Design Principles Summary

Principle	What it means
Shape tools to the model	Match the tool’s complexity to what the model can reliably use
Read your outputs	Watch what the model actually does with the tool — don’t assume
Revisit old tools	As models improve, yesterday’s help becomes today’s constraint
Progressive disclosure	Don’t frontload — let the model discover context as needed
Minimize tool count	Claude Code has ~20 tools. The bar to add a new one is high
Prefer skills over tools	Add functionality through discoverable files, not new tool definitions

The Math Problem Analogy (Applied)

Building an agent? Ask:

"If I were the model, and I had to solve this task,
 what tools would I want — given MY skill set?"

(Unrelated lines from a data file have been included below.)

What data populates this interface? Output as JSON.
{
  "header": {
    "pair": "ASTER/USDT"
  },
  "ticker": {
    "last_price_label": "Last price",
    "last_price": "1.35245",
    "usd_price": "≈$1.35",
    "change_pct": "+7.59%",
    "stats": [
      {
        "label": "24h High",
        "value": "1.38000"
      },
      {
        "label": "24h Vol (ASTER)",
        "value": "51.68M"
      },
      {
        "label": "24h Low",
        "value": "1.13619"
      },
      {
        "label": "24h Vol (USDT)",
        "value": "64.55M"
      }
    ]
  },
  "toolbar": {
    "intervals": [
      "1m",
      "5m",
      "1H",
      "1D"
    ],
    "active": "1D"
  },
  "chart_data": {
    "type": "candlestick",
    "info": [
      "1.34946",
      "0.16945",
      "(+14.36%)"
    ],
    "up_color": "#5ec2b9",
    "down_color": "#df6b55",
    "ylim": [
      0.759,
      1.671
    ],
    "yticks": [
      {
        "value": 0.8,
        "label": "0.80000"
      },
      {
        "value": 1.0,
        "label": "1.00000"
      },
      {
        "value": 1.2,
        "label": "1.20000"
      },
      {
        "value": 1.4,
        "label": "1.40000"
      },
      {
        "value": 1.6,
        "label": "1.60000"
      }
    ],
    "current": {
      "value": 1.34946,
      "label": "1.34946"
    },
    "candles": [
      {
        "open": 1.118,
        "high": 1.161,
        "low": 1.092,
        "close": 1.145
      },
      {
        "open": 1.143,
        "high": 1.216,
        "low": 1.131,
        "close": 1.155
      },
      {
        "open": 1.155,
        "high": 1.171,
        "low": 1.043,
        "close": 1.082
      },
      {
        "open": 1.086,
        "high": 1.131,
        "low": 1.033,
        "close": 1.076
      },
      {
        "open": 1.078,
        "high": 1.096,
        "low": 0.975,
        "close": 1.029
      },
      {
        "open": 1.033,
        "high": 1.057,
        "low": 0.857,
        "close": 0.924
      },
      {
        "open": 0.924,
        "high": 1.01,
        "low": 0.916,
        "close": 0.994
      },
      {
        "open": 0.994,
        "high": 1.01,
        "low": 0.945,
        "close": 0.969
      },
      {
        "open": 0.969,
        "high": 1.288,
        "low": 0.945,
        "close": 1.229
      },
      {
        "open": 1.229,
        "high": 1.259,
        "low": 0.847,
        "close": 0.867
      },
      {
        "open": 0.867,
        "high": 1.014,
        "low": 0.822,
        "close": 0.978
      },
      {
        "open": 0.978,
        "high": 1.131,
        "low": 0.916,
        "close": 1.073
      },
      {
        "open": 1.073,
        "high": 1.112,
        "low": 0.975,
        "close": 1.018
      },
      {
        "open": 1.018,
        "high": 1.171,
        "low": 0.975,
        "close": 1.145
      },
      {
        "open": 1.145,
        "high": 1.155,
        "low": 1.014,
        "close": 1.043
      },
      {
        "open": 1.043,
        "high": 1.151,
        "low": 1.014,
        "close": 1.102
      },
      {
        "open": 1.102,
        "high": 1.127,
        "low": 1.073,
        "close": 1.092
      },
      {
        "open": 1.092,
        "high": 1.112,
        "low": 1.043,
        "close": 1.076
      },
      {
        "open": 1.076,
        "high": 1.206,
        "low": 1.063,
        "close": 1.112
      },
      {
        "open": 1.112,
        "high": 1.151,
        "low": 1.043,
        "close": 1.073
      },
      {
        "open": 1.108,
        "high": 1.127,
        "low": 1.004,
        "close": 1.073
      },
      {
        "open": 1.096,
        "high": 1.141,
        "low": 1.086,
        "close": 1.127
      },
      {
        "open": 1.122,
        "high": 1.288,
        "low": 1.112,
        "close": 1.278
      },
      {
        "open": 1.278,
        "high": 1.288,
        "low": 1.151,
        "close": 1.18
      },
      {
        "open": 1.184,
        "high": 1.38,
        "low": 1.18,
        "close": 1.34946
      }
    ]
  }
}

Not your skill set. The model's.
That's what "seeing like an agent" means.

How LearnAI Team Could Use This

Agent SDK projects: When students build agents in CS305, this framework teaches them to iterate on tool design — start simple, read outputs, evolve. The three AskUserQuestion attempts are a perfect teaching case.
CLAUDE.md engineering: Progressive disclosure is exactly what Q’s CLAUDE.md setup does — skills reference files that reference other files, building context on demand.
Harness engineering research: This post is primary-source evidence for the harness engineering thesis — the model is only as good as its tools, and tool design is the bottleneck.
Plugin/skill development: When building new skills for Claude Code, follow the “minimize tool count, maximize progressive disclosure” principle.

Real-World Use Cases

Scenario	Principle applied
Building a custom Claude Code skill	Shape to the model — test if Claude actually calls it reliably
Agent keeps ignoring your instructions	Read outputs — is the tool confusing the model? Simplify
Upgrading from Opus 4.6 to 4.7	Revisit old tools — 4.7 reasons more, needs fewer rigid guides
Agent pulls too much context	Progressive disclosure — give pointers, not content
Adding a 21st tool to your agent	Minimize count — can you use a skill file instead?